Sensor Sense: CMOS image sensors
CMOS (complimentary metal-oxide semiconductor) imaging technologies arrived on the scene about the same time as CCD (charge-coupled device) imagers.
However, it has been only within the last decade that
CMOS imaging has started to rival that of CCD. Both are widely used in
machine vision, but users still debate which technology is best.
Each technology tends to satisfy basic needs for the majority of
machine-vision applications. CCDs create higher image quality, produce
better signal-to-noise ratios, and possess greater reproduction
repeatability. On the
other hand, CMOS imagers
usually cost less,
consume less power,
and make for smaller
systems.
While CCD imagers
work by photon capture
(see last month’s
Sensor Sense), CMOS
imagers typically use
a photosensitive diode
or transistor that
changes conductivity
when struck by light. Each lightsensing
element, or photosite,
needs a corresponding electronic
control circuit to read
the amount of light striking it.
The circuit usually contains a
charge-to-voltage converter,
a sample-hold system, noise-correction
circuits, and multiplexers to synchronize and sequence the
photosite output with all of the other photosites on the imager.

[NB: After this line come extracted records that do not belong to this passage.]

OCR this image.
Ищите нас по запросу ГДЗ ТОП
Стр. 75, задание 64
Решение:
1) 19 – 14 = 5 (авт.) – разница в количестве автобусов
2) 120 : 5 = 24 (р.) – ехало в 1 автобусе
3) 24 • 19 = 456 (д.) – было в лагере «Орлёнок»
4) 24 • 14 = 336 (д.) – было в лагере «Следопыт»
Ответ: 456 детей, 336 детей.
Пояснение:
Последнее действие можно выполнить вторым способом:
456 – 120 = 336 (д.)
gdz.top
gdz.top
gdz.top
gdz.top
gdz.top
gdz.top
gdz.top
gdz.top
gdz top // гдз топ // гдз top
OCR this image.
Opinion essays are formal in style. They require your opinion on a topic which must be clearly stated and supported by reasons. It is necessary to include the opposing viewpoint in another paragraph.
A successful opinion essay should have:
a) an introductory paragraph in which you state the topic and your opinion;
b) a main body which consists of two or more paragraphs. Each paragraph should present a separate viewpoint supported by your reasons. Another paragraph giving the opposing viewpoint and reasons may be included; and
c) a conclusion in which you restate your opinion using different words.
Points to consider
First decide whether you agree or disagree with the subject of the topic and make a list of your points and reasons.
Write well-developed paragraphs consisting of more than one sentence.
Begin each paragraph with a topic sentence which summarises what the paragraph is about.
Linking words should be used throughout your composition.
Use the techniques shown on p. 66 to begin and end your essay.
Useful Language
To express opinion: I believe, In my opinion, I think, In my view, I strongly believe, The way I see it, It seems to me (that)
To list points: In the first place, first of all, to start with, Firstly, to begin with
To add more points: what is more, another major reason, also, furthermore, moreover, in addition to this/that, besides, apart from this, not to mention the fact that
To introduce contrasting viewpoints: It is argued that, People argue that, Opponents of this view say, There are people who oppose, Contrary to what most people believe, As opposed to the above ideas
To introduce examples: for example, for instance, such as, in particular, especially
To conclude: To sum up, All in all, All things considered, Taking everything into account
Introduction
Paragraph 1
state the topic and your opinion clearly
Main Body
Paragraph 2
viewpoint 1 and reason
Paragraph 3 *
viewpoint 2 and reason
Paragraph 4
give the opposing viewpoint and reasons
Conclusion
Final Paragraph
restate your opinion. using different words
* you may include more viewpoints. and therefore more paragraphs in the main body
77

With all their control circuitry residing on the same silicon wafer,
CMOS imagers typically do not need the kind of external electronics
that supports CCD imagers. However, CMOS control circuitry is complex.
Compared to a comparable CCD chip, the CMOS device has less
area available for light capture. Often its light-sensitive area is less
than 25% of the imager’s total surface area. This is one reason CMOS
may not be the first choice where low light levels predominate. The
photon-capture ability of CCDs performs an integration role to deliver
a more-robust image with low light levels.
Some CMOS imagers have a collection of tiny lenses, called a microlenticular
array, that covers the entire surface. The array focuses
light gathered over larger areas onto the sensitive photosites to boost
capture area and improve light sensitivity.
Finally, CMOS may not be the best way to see supersmall features.
CCDs work better where the geometries of the feature under inspection
need subpixel (typically less than 7-μm) accuracy.